C.R. Greenhill [written early 1964]

Gravure printers [in Britain] have always paid road tax on the petroleum-based diluents used in their inks (2/9d a gallon to November 1964, 3/3d a gallon thereafter). On a number of occasions campaigns have been initiated, through the Eastern Regional Board for Industry, to claim remission of this tax.

On February 25th 1963 the West Herts District Committee made a new approach, backing it with a statement of the cost of diluents used in the gravure industry (provided through the European Rotogravure Association). The Eastern Regional Board approved the case, and the NPACI obtained the support of the Midland Regional Board (Car Manufacturers and Coachbuilders) and the FBI [Federation of British Industry].

On September 4th 1963 at an Eastern Regional Board meeting, the treasury representative explained the difficulty of supplying petroleum-based derivatives at two prices, and the dangers of abuse of any of the concessions to industry. We proposed that these concessions should only be granted to companies who could prove the use by authentic recordings, and that the tax should first be paid for all spirit, and remission claimed on the recorded consumption.

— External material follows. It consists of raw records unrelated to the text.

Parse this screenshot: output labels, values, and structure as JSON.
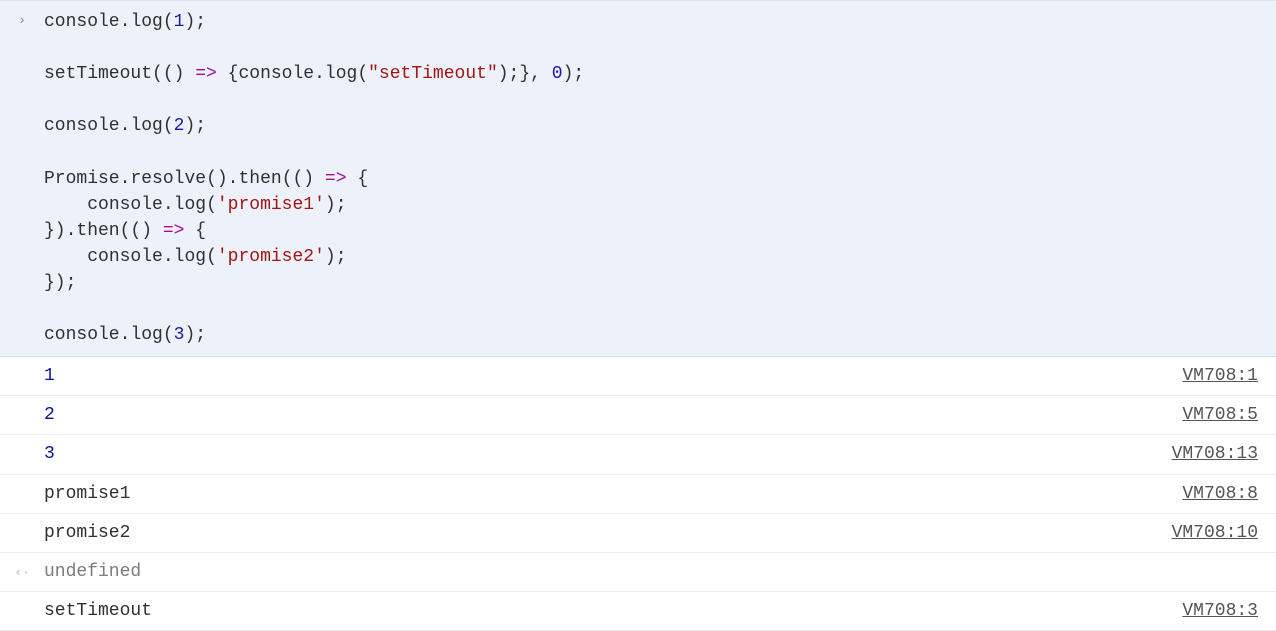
{
  "input": {
    "prompt_icon": "›",
    "code_lines": [
      {
        "segments": [
          {
            "t": "console",
            "c": "tok-obj"
          },
          {
            "t": ".",
            "c": "tok-op"
          },
          {
            "t": "log",
            "c": "tok-func"
          },
          {
            "t": "(",
            "c": "tok-op"
          },
          {
            "t": "1",
            "c": "tok-num"
          },
          {
            "t": ");",
            "c": "tok-op"
          }
        ]
      },
      {
        "segments": []
      },
      {
        "segments": [
          {
            "t": "setTimeout",
            "c": "tok-func"
          },
          {
            "t": "(() ",
            "c": "tok-op"
          },
          {
            "t": "=>",
            "c": "tok-key"
          },
          {
            "t": " {",
            "c": "tok-op"
          },
          {
            "t": "console",
            "c": "tok-obj"
          },
          {
            "t": ".",
            "c": "tok-op"
          },
          {
            "t": "log",
            "c": "tok-func"
          },
          {
            "t": "(",
            "c": "tok-op"
          },
          {
            "t": "\"setTimeout\"",
            "c": "tok-str"
          },
          {
            "t": ");}, ",
            "c": "tok-op"
          },
          {
            "t": "0",
            "c": "tok-num"
          },
          {
            "t": ");",
            "c": "tok-op"
          }
        ]
      },
      {
        "segments": []
      },
      {
        "segments": [
          {
            "t": "console",
            "c": "tok-obj"
          },
          {
            "t": ".",
            "c": "tok-op"
          },
          {
            "t": "log",
            "c": "tok-func"
          },
          {
            "t": "(",
            "c": "tok-op"
          },
          {
            "t": "2",
            "c": "tok-num"
          },
          {
            "t": ");",
            "c": "tok-op"
          }
        ]
      },
      {
        "segments": []
      },
      {
        "segments": [
          {
            "t": "Promise",
            "c": "tok-obj"
          },
          {
            "t": ".",
            "c": "tok-op"
          },
          {
            "t": "resolve",
            "c": "tok-func"
          },
          {
            "t": "().",
            "c": "tok-op"
          },
          {
            "t": "then",
            "c": "tok-func"
          },
          {
            "t": "(() ",
            "c": "tok-op"
          },
          {
            "t": "=>",
            "c": "tok-key"
          },
          {
            "t": " {",
            "c": "tok-op"
          }
        ]
      },
      {
        "segments": [
          {
            "t": "    ",
            "c": "tok-op"
          },
          {
            "t": "console",
            "c": "tok-obj"
          },
          {
            "t": ".",
            "c": "tok-op"
          },
          {
            "t": "log",
            "c": "tok-func"
          },
          {
            "t": "(",
            "c": "tok-op"
          },
          {
            "t": "'promise1'",
            "c": "tok-str"
          },
          {
            "t": ");",
            "c": "tok-op"
          }
        ]
      },
      {
        "segments": [
          {
            "t": "}).",
            "c": "tok-op"
          },
          {
            "t": "then",
            "c": "tok-func"
          },
          {
            "t": "(() ",
            "c": "tok-op"
          },
          {
            "t": "=>",
            "c": "tok-key"
          },
          {
            "t": " {",
            "c": "tok-op"
          }
        ]
      },
      {
        "segments": [
          {
            "t": "    ",
            "c": "tok-op"
          },
          {
            "t": "console",
            "c": "tok-obj"
          },
          {
            "t": ".",
            "c": "tok-op"
          },
          {
            "t": "log",
            "c": "tok-func"
          },
          {
            "t": "(",
            "c": "tok-op"
          },
          {
            "t": "'promise2'",
            "c": "tok-str"
          },
          {
            "t": ");",
            "c": "tok-op"
          }
        ]
      },
      {
        "segments": [
          {
            "t": "});",
            "c": "tok-op"
          }
        ]
      },
      {
        "segments": []
      },
      {
        "segments": [
          {
            "t": "console",
            "c": "tok-obj"
          },
          {
            "t": ".",
            "c": "tok-op"
          },
          {
            "t": "log",
            "c": "tok-func"
          },
          {
            "t": "(",
            "c": "tok-op"
          },
          {
            "t": "3",
            "c": "tok-num"
          },
          {
            "t": ");",
            "c": "tok-op"
          }
        ]
      }
    ]
  },
  "output": [
    {
      "type": "log",
      "msg": "1",
      "msg_class": "msg-num",
      "src": "VM708:1",
      "gutter": ""
    },
    {
      "type": "log",
      "msg": "2",
      "msg_class": "msg-num",
      "src": "VM708:5",
      "gutter": ""
    },
    {
      "type": "log",
      "msg": "3",
      "msg_class": "msg-num",
      "src": "VM708:13",
      "gutter": ""
    },
    {
      "type": "log",
      "msg": "promise1",
      "msg_class": "msg-str",
      "src": "VM708:8",
      "gutter": ""
    },
    {
      "type": "log",
      "msg": "promise2",
      "msg_class": "msg-str",
      "src": "VM708:10",
      "gutter": ""
    },
    {
      "type": "return",
      "msg": "undefined",
      "msg_class": "msg-undef",
      "src": "",
      "gutter": "‹·"
    },
    {
      "type": "log",
      "msg": "setTimeout",
      "msg_class": "msg-str",
      "src": "VM708:3",
      "gutter": ""
    }
  ]
}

The treasury have made arrangements which, while not exactly in line with our proposals, do in fact allow for the tax to be reclaimed from September 1st, 1964.

Eastern Regional Board, ref E/1/4, s II, para 4:

INDUSTRIAL OILS RELIEF – Relief from Hydo-carbon oil duty on light oils used as raw materials in industrial processes will be granted with effect from 1st September. This relief will be extended to heavy oils used as ingredients in the manufacture of other articles.”

This will have considerable effect on cost at Watford and, indeed, at Paulton [Purnells].

I do not have the exact figures for Watford, but I would imagine at least 450,000 gallons for 1964 and 500,000 gallons for 1965. The saving would be over £20,000 for the 4 months of 1964, i.e., 150,000 gallons @ 2/9d and for subsequent years £81,000, i.e., 500,000 gallons @ 3/3d.